Try asking the 4 Questions
Bryon Katie has 4 Questions that can be enormously helpful in this process when you have a troubling thought circulating:
Is it true?
Can you absolutely know that it’s true?
How do you react when you believe that thought?
Who would you be without the thought?
Look at it in the third person
You can get further from this troubling thought by imagining yourself watching yourself handle this thought — and consider it in the third person. This is called “distanced self-talk.”
Once you start talking about yourself in the third person, you might find the advice rolling off easily.
For example, I might say:
Brianne is feeling worried about a test result. She doesn’t know what it will be, and she won’t know until next week, so she’s thinking about it a lot. It’s probably best if she does something to keep her mind off it, like go for a walk and call a friend.
As Psychologist Ethan Kross, author of Chatter, explains:
“Distanced self-talk helps us relate to ourselves like we were someone else, putting us in a position to think more objectively about our circumstances and work through them effectively.”
Many studies have shown the benefits of distanced self-talk: Why You Should Talk to Yourself in the Third Person (Vox)
Redirect your attention
Once you have managed to pull your brain back from the swirling thought enough to look at the troubling thought more carefully, and noticed how it may not be true, you may be able to shine your attention elsewhere.
Doing something absorbing can be useful.
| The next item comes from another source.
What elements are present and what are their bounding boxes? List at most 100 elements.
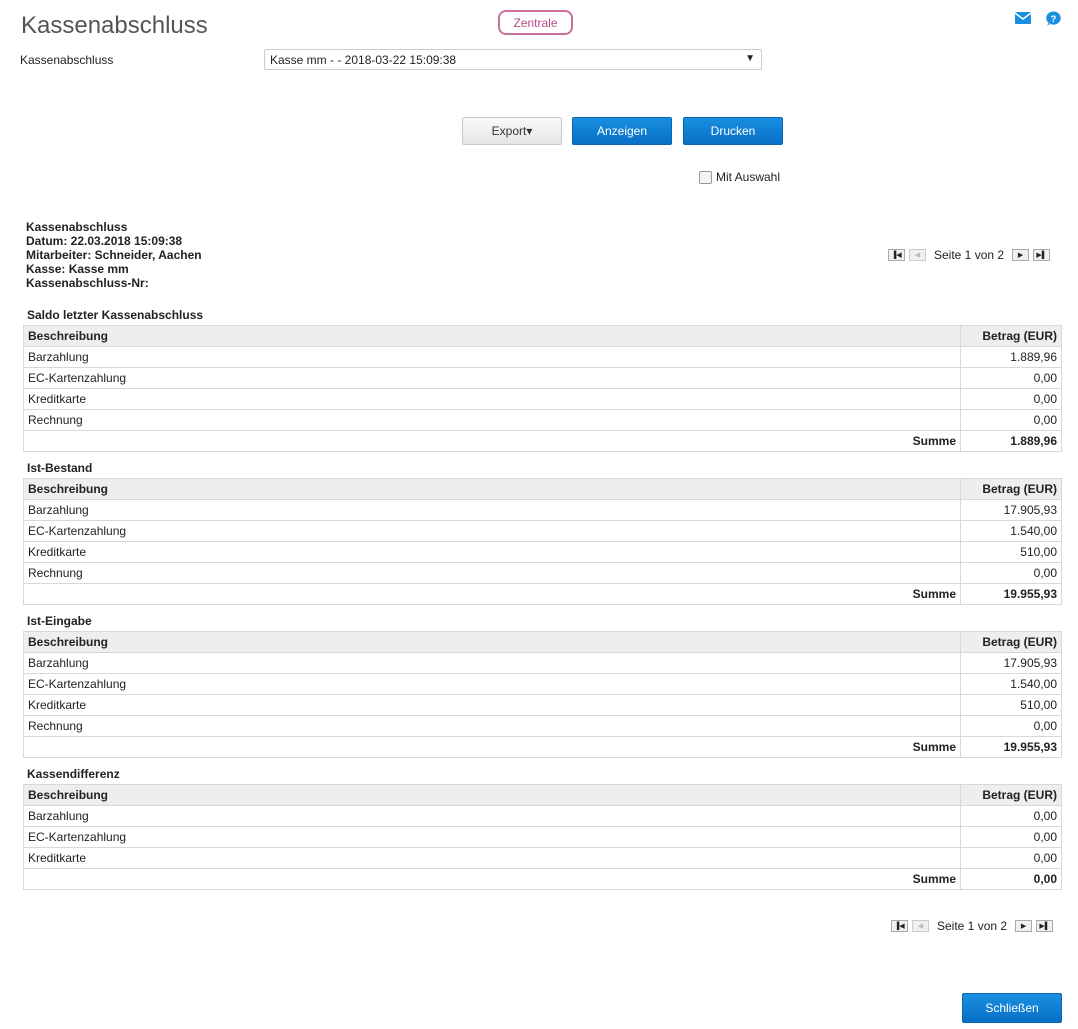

After all, it’s hard to worry while you are concentrating on something new and tricky, like learning a piano piece or figuring out a yoga pose from a YouTube video or making an abstract painting.
A few ideas:
Listen to an audiobook that will grab your attention
Put on a favorite movie or soundtrack
Take notes during a favorite intriguing podcast
Make a pot of soup or batch of cookies from a new recipe
Go for a walk and give yourself a challenge — say, listen for birds and then identify their call using the Merlin app, or guess whether you’ll see more red or blue cars and count as you go
Keep track of when your brain is wrong
Your brain likes to forget all the times it is wrong and only remember when it is right. A reality check can be useful.
Keep a running list of worries you have that do not come true. Date them and put the worry in its full-blown serious form. In a month or a year, it may (hopefully) be something you can chuckle over.
And when a new trouble sprouts up, the list can help convince your brain that, well, this time might turn out OK, too.
I hope this list is a help the next time the fearsome unknown grips you. The more often you can stay calm and separate yourself from the spiraling thoughts, the easier it will be next time. ❤️
To our journeys,
Brianne
Gorgeous painting! Glad you are able to get back to your book. Its amazing what even a little distance can do for writing and for emotional regulation! Works for knitting too.
Did you see Marc Brackett’s interview with Jewel on his Dealing with Feelings webcast? https://m.youtube.com/watch?v=6scYwkJGtws
I love the four questions and the idea of calling out your brain when it's wrong. Our brains/thoughts aren't always right. They lie to us sometimes. It's our job to call it out when we start going down paths of useless worry and rumination. Great writing, Brianne!